Joining Arabic Letters
I come back to http://www.unicode.org/mail-arch/unicode-ml/y2012-m03/thread.html#11 A similar problem of showing non-joining, isolated Arabic glyphs can be seen in the attached file. Both Internet Explorer 8 and MS Word 2010 display isolated glyphs in some cases. I think a better idea is to have joining glyphs always even for different typefaces. At least the Unicode Standard should say what should happen when Arabic characters of different typefaces follow each other.Title: Joining Arabic Letters
Re: Joining Arabic Letters
On 2012-03-30, Andreas Prilop prilop4...@trashmail.net wrote: I think a better idea is to have joining glyphs always even for different typefaces. At least the Unicode Standard should say what should happen when Arabic characters of different typefaces follow each other. How can it? Unicode is about plain text. As soon as you start talking about different typefaces, you're out of scope. -- The University of Edinburgh is a charitable body, registered in Scotland, with registration number SC005336.

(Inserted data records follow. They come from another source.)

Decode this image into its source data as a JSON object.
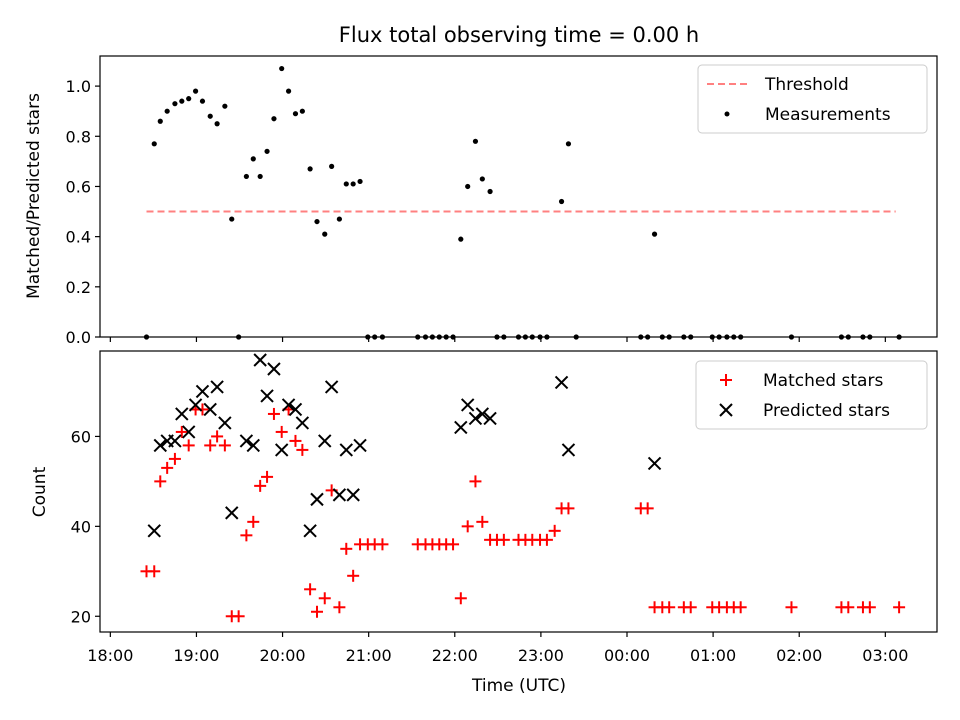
{
  "chart_data": {
    "title": "Flux total observing time = 0.00 h",
    "xlabel": "Time (UTC)",
    "x_unit": "hours since 18:00 UTC",
    "x_ticks": [
      {
        "x": 0,
        "label": "18:00"
      },
      {
        "x": 1,
        "label": "19:00"
      },
      {
        "x": 2,
        "label": "20:00"
      },
      {
        "x": 3,
        "label": "21:00"
      },
      {
        "x": 4,
        "label": "22:00"
      },
      {
        "x": 5,
        "label": "23:00"
      },
      {
        "x": 6,
        "label": "00:00"
      },
      {
        "x": 7,
        "label": "01:00"
      },
      {
        "x": 8,
        "label": "02:00"
      },
      {
        "x": 9,
        "label": "03:00"
      }
    ],
    "panels": [
      {
        "type": "scatter",
        "ylabel": "Matched/Predicted stars",
        "ylim": [
          0,
          1.12
        ],
        "y_ticks": [
          0,
          0.2,
          0.4,
          0.6,
          0.8,
          1.0
        ],
        "y_tick_labels": [
          "0.0",
          "0.2",
          "0.4",
          "0.6",
          "0.8",
          "1.0"
        ],
        "legend_position": "upper right",
        "threshold": {
          "name": "Threshold",
          "y": 0.5,
          "x_range": [
            0.42,
            9.12
          ],
          "color": "#ff8080"
        },
        "series": [
          {
            "name": "Measurements",
            "marker": "dot",
            "color": "#000000",
            "points": [
              [
                0.42,
                0.0
              ],
              [
                0.51,
                0.77
              ],
              [
                0.58,
                0.86
              ],
              [
                0.66,
                0.9
              ],
              [
                0.75,
                0.93
              ],
              [
                0.83,
                0.94
              ],
              [
                0.91,
                0.95
              ],
              [
                0.99,
                0.98
              ],
              [
                1.07,
                0.94
              ],
              [
                1.16,
                0.88
              ],
              [
                1.24,
                0.85
              ],
              [
                1.33,
                0.92
              ],
              [
                1.41,
                0.47
              ],
              [
                1.49,
                0.0
              ],
              [
                1.58,
                0.64
              ],
              [
                1.66,
                0.71
              ],
              [
                1.74,
                0.64
              ],
              [
                1.82,
                0.74
              ],
              [
                1.9,
                0.87
              ],
              [
                1.99,
                1.07
              ],
              [
                2.07,
                0.98
              ],
              [
                2.15,
                0.89
              ],
              [
                2.23,
                0.9
              ],
              [
                2.32,
                0.67
              ],
              [
                2.4,
                0.46
              ],
              [
                2.49,
                0.41
              ],
              [
                2.57,
                0.68
              ],
              [
                2.66,
                0.47
              ],
              [
                2.74,
                0.61
              ],
              [
                2.82,
                0.61
              ],
              [
                2.9,
                0.62
              ],
              [
                2.99,
                0.0
              ],
              [
                3.07,
                0.0
              ],
              [
                3.16,
                0.0
              ],
              [
                3.57,
                0.0
              ],
              [
                3.66,
                0.0
              ],
              [
                3.74,
                0.0
              ],
              [
                3.82,
                0.0
              ],
              [
                3.9,
                0.0
              ],
              [
                3.98,
                0.0
              ],
              [
                4.07,
                0.39
              ],
              [
                4.15,
                0.6
              ],
              [
                4.24,
                0.78
              ],
              [
                4.32,
                0.63
              ],
              [
                4.41,
                0.58
              ],
              [
                4.49,
                0.0
              ],
              [
                4.57,
                0.0
              ],
              [
                4.74,
                0.0
              ],
              [
                4.82,
                0.0
              ],
              [
                4.9,
                0.0
              ],
              [
                4.99,
                0.0
              ],
              [
                5.07,
                0.0
              ],
              [
                5.24,
                0.54
              ],
              [
                5.32,
                0.77
              ],
              [
                5.41,
                0.0
              ],
              [
                6.16,
                0.0
              ],
              [
                6.24,
                0.0
              ],
              [
                6.32,
                0.41
              ],
              [
                6.41,
                0.0
              ],
              [
                6.49,
                0.0
              ],
              [
                6.66,
                0.0
              ],
              [
                6.74,
                0.0
              ],
              [
                6.99,
                0.0
              ],
              [
                7.07,
                0.0
              ],
              [
                7.16,
                0.0
              ],
              [
                7.24,
                0.0
              ],
              [
                7.32,
                0.0
              ],
              [
                7.91,
                0.0
              ],
              [
                8.49,
                0.0
              ],
              [
                8.57,
                0.0
              ],
              [
                8.74,
                0.0
              ],
              [
                8.82,
                0.0
              ],
              [
                9.16,
                0.0
              ]
            ]
          }
        ]
      },
      {
        "type": "scatter",
        "ylabel": "Count",
        "ylim": [
          16.5,
          79
        ],
        "y_ticks": [
          20,
          40,
          60
        ],
        "y_tick_labels": [
          "20",
          "40",
          "60"
        ],
        "legend_position": "upper right",
        "series": [
          {
            "name": "Matched stars",
            "marker": "plus",
            "color": "#ff0000",
            "points": [
              [
                0.42,
                30
              ],
              [
                0.51,
                30
              ],
              [
                0.58,
                50
              ],
              [
                0.66,
                53
              ],
              [
                0.75,
                55
              ],
              [
                0.83,
                61
              ],
              [
                0.91,
                58
              ],
              [
                0.99,
                66
              ],
              [
                1.07,
                66
              ],
              [
                1.16,
                58
              ],
              [
                1.24,
                60
              ],
              [
                1.33,
                58
              ],
              [
                1.41,
                20
              ],
              [
                1.49,
                20
              ],
              [
                1.58,
                38
              ],
              [
                1.66,
                41
              ],
              [
                1.74,
                49
              ],
              [
                1.82,
                51
              ],
              [
                1.9,
                65
              ],
              [
                1.99,
                61
              ],
              [
                2.07,
                66
              ],
              [
                2.15,
                59
              ],
              [
                2.23,
                57
              ],
              [
                2.32,
                26
              ],
              [
                2.4,
                21
              ],
              [
                2.49,
                24
              ],
              [
                2.57,
                48
              ],
              [
                2.66,
                22
              ],
              [
                2.74,
                35
              ],
              [
                2.82,
                29
              ],
              [
                2.9,
                36
              ],
              [
                2.99,
                36
              ],
              [
                3.07,
                36
              ],
              [
                3.16,
                36
              ],
              [
                3.57,
                36
              ],
              [
                3.66,
                36
              ],
              [
                3.74,
                36
              ],
              [
                3.82,
                36
              ],
              [
                3.9,
                36
              ],
              [
                3.98,
                36
              ],
              [
                4.07,
                24
              ],
              [
                4.15,
                40
              ],
              [
                4.24,
                50
              ],
              [
                4.32,
                41
              ],
              [
                4.41,
                37
              ],
              [
                4.49,
                37
              ],
              [
                4.57,
                37
              ],
              [
                4.74,
                37
              ],
              [
                4.82,
                37
              ],
              [
                4.9,
                37
              ],
              [
                4.99,
                37
              ],
              [
                5.07,
                37
              ],
              [
                5.16,
                39
              ],
              [
                5.24,
                44
              ],
              [
                5.32,
                44
              ],
              [
                6.16,
                44
              ],
              [
                6.24,
                44
              ],
              [
                6.32,
                22
              ],
              [
                6.41,
                22
              ],
              [
                6.49,
                22
              ],
              [
                6.66,
                22
              ],
              [
                6.74,
                22
              ],
              [
                6.99,
                22
              ],
              [
                7.07,
                22
              ],
              [
                7.16,
                22
              ],
              [
                7.24,
                22
              ],
              [
                7.32,
                22
              ],
              [
                7.91,
                22
              ],
              [
                8.49,
                22
              ],
              [
                8.57,
                22
              ],
              [
                8.74,
                22
              ],
              [
                8.82,
                22
              ],
              [
                9.16,
                22
              ]
            ]
          },
          {
            "name": "Predicted stars",
            "marker": "x",
            "color": "#000000",
            "points": [
              [
                0.51,
                39
              ],
              [
                0.58,
                58
              ],
              [
                0.66,
                59
              ],
              [
                0.75,
                59
              ],
              [
                0.83,
                65
              ],
              [
                0.91,
                61
              ],
              [
                0.99,
                67
              ],
              [
                1.07,
                70
              ],
              [
                1.16,
                66
              ],
              [
                1.24,
                71
              ],
              [
                1.33,
                63
              ],
              [
                1.41,
                43
              ],
              [
                1.58,
                59
              ],
              [
                1.66,
                58
              ],
              [
                1.74,
                77
              ],
              [
                1.82,
                69
              ],
              [
                1.9,
                75
              ],
              [
                1.99,
                57
              ],
              [
                2.07,
                67
              ],
              [
                2.15,
                66
              ],
              [
                2.23,
                63
              ],
              [
                2.32,
                39
              ],
              [
                2.4,
                46
              ],
              [
                2.49,
                59
              ],
              [
                2.57,
                71
              ],
              [
                2.66,
                47
              ],
              [
                2.74,
                57
              ],
              [
                2.82,
                47
              ],
              [
                2.9,
                58
              ],
              [
                4.07,
                62
              ],
              [
                4.15,
                67
              ],
              [
                4.24,
                64
              ],
              [
                4.32,
                65
              ],
              [
                4.41,
                64
              ],
              [
                5.24,
                72
              ],
              [
                5.32,
                57
              ],
              [
                6.32,
                54
              ]
            ]
          }
        ]
      }
    ]
  }
}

Re: Joining Arabic Letters
Not really. Even if there is only one typeface involved, the joining behavior of Arabic letters is normative and in scope. This means that even if there's a font change between two letters (for example due to a fallback for some letters or diacritics), each letter should contonue to adopt its normative joining behavior (i.e. displaying their correct joining form). Then the renderer will just make a best effort to place the diacritics on them (even if those diacritics comes from another font than the base letter), but of course the ligatures of letters will not be generated, and it's possible that two letters that are normally joining perfectly will not join completely their joining strokes, even if each letter is shown in their correct form. If one wanted to disable the normative joining forms of letters, as ZWNJ can be used between them. I also think that the renderer should also be able to use base letters and diacritics found in a font by decomposing advanced characters that are encoded in the UCS with a single code point, if ever that character is not mapped in the font, using a best effort to place the diacritics, instead of trying to fond a fallback font that would map the composite character. Le 30 mars 2012 20:08, Julian Bradfield jcb+unic...@inf.ed.ac.uk a écrit : On 2012-03-30, Andreas Prilop prilop4...@trashmail.net wrote: I think a better idea is to have joining glyphs always even for different typefaces. At least the Unicode Standard should say what should happen when Arabic characters of different typefaces follow each other. How can it? Unicode is about plain text. As soon as you start talking about different typefaces, you're out of scope.